Ночью, во сне, мелькают картинки детства, как в волшебном фонаре… Вот, я еду с родителями в Лосиноостровское в коротеньких штанишках и матросочке, а по вагону проходит оборванный и грязный беспризорник и просит милостыню. Я прошу у родителей деньги и кладу ему в руку. Он благодарит и начинает петь на весь вагон:
Позабыт, позаброшен,
С молодых юных лет,
И остался сиротою,
Счастья в жизни мне нет.
Вот, умру я, умру я,
Похоронят меня,
И никто не узнает,
Где могилка моя.
И никто на могилку
На мою не придет,
Только раннею весною
Соловей пропоет…
От жалости к беспризорнику я начинаю реветь. Пытаюсь бежать за ним в следующий вагон, но родители не дают. Следующая картинка: в морозную ночь в Нарымском крае, в селе Калпашево, меня будит мать и берет на руки, вся дрожа от страха. На пороге стоят трое в черных масках с револьверами. Потом один остается у дверей, а двое других связывают и забирают наши вещи. Через неделю какой-то местный охотник наткнулся на связанные узлы в сугробе под снегом и принес их нам. А потом слышу, как отец говорит матери: «Лиза, я подозреваю, что ограбили нас сами местные гэпеушники». Еще одна картинка детства: мы снимаем комнату в частном доме застройщика на Ново-Тихвинской улице. Впервые мне дают мелочь на кино, и я радостный бегу в кинотеатр «Антей», что напротив Института железнодорожного транспорта на улице Образцова. Около кассы стоит группа маринорощенских «жиганок», в сапожках на каблучках. Курят. Раскрашенные губы. Увидев меня, подходят. Вынимают финку из голенища, отбирают мелочь, а я бегу что есть духу домой, размазывая слезы по щекам. Больше меня в кино одного не пускают.
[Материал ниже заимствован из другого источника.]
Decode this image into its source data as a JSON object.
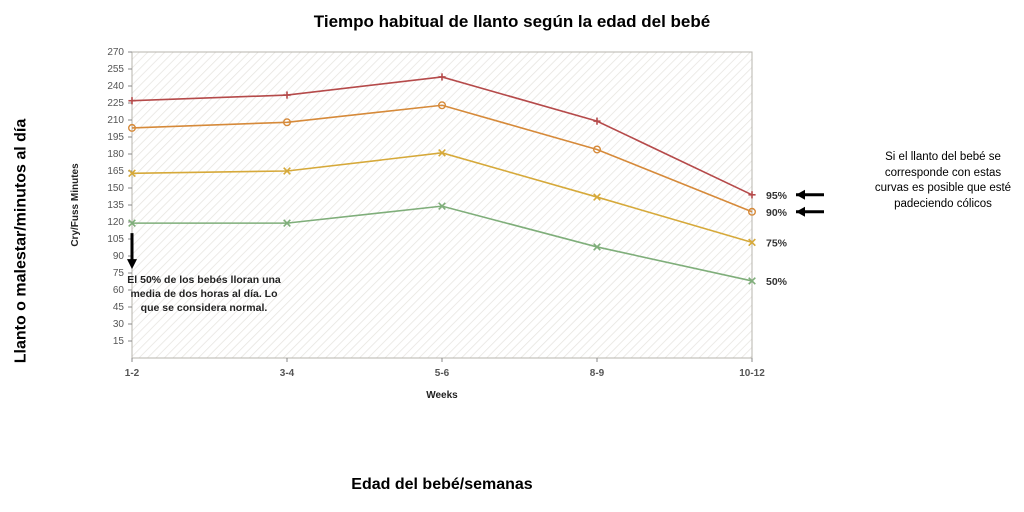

Утром следующего дня паханы требуют у надзирателя бутылку водки и еду. Тот через час протягивает в кормушку бутылку и консервы. «За тобой еще должок», — кричат ему из камеры паханы. Вот она, прямая связь между режимом и блатными.
В следующий раз «тискаю» им рассказ из практики вендиспансера, который знал от отца-врача. Они слушают внимательно. Задают идиотские вопросы.
Откуда-то появляется гитара:
Цыганка с картами:
Дорога дальняя, дорога дальняя,
Казенный дом,
Быть может старая, тюрьма центральная
Меня, несчастного, давно уж ждет.
Сестренка милая, моя любимая,
Как тяжело на свете жить,
Куда не гляну я — кругом решеточки,
И какого медленно проходят дни.
Опять по-старому — цыганка с картами,
Опять по-старому — казенный дом,
Опять по пятницам пойдут свидания
И слезы горькие моей жены.
После каждого куплета снизу подпевали «шестерки»:
Лубянка — все ночи полные огня,
Лубянка — зачем сгубила ты меня
Лубянка — я твой бессменный арестант,
Пропали юность и талант в стенах твоих.
Надзиратели им не мешали. Даже, когда они садились в открытую играть в карты. Днем, когда в камере становилось теплее, они раздевались до пояса, и я разглядывал татуировки на их телах. Часто повторялось: «Не забуду мать родную» или «Прости, мать родная», много было крестов и наколок типа: «Боже, спаси душу грешную» или «Господи, помоги в жизни». Я не переставал удивляться их тупости, малограмотности, полной аполитичности. Основными девизами были: «Один день кантовки — месяц жизни», или «Грязной тачкой — рук не пачкай». Им постоянно вбивали в головы, что мы, политические, — враги народа, террористы, шпионы, и называли они нас не иначе как «фашисты».